There's no doubt in my mind that this hackathon instantly and permanently changed the quality of conversation we can have about AI adoption. That's not something you can put on a slide, but it's the foundation everything else gets built on.

How To Run Your Own

If you're convinced and want to try this with your team:

  • You don't need two weeks

    In hindsight, we could have gotten similar results in three days. The magic isn't in the duration. It's in the dedicated, protected time.

  • Make it real time off

    Not "hackathon but also check Slack." Actual protected time. If people are still getting pinged, it doesn't work.

  • Set the right expectations

    Success isn't shipping features. Success is experimenting, learning, and sharing. Say this explicitly and repeatedly.

  • Include everyone

    Engineers, PMs, QA, Design. The whole SDLC needs to level up, not just the people writing code.

  • Open the budget

    Tell people you'll buy whatever tools or courses they want to try. The ROI on a $200 course that levels up even one engineer is absurd.

  • End with sharing

    A presentation or demo at the end. The forcing function of "I need to show what I learned" drives deeper engagement.

  • Don't over-structure

    Point people at resources, but let them follow their curiosity. Adults learn best when they're curious, not following a syllabus.

Key Takeaways

Why It Worked

  • Permission to fail

    Sprint work has expectations attached. Nobody wants to be the person who spent three days on a ticket because they were "experimenting with AI." A dedicated learning period removes that pressure entirely. Failure isn't just allowed. It's expected. Say this explicitly and repeatedly.

  • Protected time is non-negotiable

    Not "hackathon but also check Slack." Actual protected time away from sprint pressure. If people are still getting pinged, it doesn't work.

  • Cross-functional leveling

    AI doesn't just affect engineering. When your whole product org levels up together, you avoid the bottleneck problem where one function gets faster and everyone else drowns in the wake.

  • Shared vocabulary

    When everyone goes deep at the same time, you create shared reference points. "Remember when we tried X during the hackathon?" becomes institutional knowledge. Metrics are nice, but this foundation is what everything else gets built on.

  • Stop waiting for organic adoption

    It won't happen. Create the space intentionally.

What We'd Do Differently

  • One week, not two

    By week two, energy was flagging. The learning and bonding mostly happened in the first week anyway.

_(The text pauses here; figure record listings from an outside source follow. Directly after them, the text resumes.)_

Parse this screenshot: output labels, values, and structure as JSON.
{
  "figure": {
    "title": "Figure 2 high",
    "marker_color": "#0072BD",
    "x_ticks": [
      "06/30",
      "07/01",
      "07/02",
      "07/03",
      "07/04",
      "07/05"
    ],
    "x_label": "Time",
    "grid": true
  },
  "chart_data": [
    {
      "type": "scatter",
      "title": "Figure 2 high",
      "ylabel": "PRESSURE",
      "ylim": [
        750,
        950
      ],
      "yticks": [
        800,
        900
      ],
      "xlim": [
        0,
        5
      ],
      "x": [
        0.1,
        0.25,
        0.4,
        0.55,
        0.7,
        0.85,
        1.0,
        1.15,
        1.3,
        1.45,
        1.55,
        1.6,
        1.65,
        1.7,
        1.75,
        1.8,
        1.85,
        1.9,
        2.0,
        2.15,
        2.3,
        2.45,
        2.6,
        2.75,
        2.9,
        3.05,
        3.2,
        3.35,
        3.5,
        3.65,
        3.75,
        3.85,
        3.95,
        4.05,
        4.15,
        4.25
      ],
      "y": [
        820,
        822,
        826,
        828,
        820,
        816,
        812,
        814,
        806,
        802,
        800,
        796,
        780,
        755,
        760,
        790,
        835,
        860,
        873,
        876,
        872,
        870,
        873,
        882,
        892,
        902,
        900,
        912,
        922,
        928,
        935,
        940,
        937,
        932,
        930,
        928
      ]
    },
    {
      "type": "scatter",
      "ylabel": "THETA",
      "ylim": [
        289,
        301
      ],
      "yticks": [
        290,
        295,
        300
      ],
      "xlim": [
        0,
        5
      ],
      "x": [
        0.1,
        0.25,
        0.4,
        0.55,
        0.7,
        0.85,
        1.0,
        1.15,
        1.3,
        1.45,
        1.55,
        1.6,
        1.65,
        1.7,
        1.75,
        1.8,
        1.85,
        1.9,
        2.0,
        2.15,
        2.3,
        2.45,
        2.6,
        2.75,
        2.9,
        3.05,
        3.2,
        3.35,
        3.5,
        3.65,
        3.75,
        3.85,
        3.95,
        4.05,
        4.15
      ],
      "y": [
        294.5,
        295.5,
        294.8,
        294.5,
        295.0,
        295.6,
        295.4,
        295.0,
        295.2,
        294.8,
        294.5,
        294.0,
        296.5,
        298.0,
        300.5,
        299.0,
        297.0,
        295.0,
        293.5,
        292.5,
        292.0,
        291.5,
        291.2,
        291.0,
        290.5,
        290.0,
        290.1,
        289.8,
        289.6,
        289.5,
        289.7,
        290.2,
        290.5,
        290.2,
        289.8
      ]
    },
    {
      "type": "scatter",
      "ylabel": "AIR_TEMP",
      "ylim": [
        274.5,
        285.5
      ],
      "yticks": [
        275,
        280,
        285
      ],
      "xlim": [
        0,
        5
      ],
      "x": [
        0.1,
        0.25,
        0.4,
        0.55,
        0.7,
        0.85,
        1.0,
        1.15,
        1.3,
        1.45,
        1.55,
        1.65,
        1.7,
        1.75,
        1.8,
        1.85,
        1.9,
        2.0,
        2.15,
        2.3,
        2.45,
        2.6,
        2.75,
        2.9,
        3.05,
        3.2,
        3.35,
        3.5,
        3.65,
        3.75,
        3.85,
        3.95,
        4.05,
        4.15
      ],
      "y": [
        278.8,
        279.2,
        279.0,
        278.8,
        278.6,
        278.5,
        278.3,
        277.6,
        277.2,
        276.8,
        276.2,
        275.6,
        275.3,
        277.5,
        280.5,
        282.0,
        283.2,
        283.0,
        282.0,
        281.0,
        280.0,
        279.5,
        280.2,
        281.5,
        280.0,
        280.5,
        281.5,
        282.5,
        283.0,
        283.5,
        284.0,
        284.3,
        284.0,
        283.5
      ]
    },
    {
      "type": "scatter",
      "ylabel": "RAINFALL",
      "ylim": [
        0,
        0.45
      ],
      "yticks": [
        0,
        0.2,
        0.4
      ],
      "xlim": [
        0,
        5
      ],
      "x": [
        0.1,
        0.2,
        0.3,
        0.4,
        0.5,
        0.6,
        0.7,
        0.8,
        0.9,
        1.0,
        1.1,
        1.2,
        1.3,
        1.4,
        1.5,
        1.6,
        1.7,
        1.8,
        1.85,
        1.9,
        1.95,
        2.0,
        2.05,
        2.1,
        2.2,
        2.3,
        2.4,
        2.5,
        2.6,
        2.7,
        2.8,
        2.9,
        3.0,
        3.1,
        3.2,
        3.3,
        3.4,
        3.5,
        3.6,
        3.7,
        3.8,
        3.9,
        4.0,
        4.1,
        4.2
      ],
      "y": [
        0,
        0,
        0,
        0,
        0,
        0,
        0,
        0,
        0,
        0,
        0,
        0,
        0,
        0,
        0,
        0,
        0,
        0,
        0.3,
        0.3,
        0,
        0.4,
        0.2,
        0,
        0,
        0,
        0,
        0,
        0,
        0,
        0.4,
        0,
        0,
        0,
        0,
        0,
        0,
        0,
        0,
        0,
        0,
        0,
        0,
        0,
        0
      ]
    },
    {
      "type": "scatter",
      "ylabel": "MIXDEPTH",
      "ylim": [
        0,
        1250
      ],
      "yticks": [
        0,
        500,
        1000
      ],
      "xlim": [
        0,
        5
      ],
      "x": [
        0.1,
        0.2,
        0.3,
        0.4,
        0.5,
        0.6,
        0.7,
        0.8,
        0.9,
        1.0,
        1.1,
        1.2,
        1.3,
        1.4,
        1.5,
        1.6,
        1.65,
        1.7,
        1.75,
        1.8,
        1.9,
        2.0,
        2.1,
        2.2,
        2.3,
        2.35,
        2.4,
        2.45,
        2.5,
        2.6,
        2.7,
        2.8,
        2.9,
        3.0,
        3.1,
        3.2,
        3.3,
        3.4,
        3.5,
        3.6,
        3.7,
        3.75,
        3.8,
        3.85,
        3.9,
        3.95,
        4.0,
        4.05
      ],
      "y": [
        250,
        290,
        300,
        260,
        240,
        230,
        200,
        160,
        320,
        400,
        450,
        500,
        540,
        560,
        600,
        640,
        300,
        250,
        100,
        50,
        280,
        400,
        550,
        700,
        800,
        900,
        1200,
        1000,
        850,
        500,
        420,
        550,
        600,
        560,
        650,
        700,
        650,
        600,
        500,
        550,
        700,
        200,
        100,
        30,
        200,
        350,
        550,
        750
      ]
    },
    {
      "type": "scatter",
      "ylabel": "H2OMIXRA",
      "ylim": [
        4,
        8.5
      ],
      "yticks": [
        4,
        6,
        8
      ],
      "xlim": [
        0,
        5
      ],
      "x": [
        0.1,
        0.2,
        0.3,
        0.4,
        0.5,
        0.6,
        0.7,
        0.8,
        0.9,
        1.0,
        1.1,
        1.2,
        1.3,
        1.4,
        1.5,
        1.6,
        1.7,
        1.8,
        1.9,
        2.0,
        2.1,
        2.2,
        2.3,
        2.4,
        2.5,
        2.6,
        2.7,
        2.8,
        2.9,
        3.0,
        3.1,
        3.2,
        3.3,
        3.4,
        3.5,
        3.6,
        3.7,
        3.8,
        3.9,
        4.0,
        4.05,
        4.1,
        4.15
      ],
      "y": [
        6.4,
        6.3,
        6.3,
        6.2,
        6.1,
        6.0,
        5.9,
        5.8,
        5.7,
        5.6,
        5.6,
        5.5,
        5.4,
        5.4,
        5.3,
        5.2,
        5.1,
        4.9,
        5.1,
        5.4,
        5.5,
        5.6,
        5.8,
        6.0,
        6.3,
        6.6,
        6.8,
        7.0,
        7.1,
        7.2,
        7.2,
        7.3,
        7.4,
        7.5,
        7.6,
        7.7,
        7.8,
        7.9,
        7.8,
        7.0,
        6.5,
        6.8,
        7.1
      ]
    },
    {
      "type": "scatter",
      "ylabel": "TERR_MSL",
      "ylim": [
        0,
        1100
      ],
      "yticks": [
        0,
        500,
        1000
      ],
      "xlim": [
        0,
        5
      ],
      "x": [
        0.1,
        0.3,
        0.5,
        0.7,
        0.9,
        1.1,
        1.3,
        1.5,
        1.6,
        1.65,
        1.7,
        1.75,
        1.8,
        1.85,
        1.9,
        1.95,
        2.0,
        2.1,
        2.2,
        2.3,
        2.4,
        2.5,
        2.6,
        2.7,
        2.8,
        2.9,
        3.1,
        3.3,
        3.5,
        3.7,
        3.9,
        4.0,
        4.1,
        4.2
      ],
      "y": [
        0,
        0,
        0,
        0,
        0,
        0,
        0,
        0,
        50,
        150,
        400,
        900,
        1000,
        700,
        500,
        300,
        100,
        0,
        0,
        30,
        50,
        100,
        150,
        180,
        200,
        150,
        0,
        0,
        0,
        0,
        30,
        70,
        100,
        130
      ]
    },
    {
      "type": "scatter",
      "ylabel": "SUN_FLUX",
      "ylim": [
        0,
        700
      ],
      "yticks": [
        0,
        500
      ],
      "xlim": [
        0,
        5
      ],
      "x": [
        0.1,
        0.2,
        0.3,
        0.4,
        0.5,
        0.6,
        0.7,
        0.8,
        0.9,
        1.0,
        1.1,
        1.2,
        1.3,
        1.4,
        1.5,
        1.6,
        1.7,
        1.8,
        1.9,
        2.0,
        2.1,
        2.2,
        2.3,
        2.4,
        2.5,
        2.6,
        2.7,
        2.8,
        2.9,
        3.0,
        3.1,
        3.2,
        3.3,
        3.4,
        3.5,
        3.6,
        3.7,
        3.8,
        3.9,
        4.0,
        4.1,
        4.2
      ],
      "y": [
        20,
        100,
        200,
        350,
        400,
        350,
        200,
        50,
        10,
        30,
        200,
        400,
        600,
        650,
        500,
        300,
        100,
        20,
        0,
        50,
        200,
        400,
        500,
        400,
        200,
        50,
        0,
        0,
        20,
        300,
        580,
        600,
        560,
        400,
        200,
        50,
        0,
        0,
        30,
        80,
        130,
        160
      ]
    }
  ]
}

  • Clearer expectations for new leaders

    We gave leadership opportunities to people who hadn't led before (great for growth), but didn't define what "team lead" meant or how senior engineers should support without taking over.

  • Less developer-centric challenges

    Our prompts were too engineering-focused, which sidelined Design and PM. True cross-functional participation needs challenges that genuinely require everyone's expertise.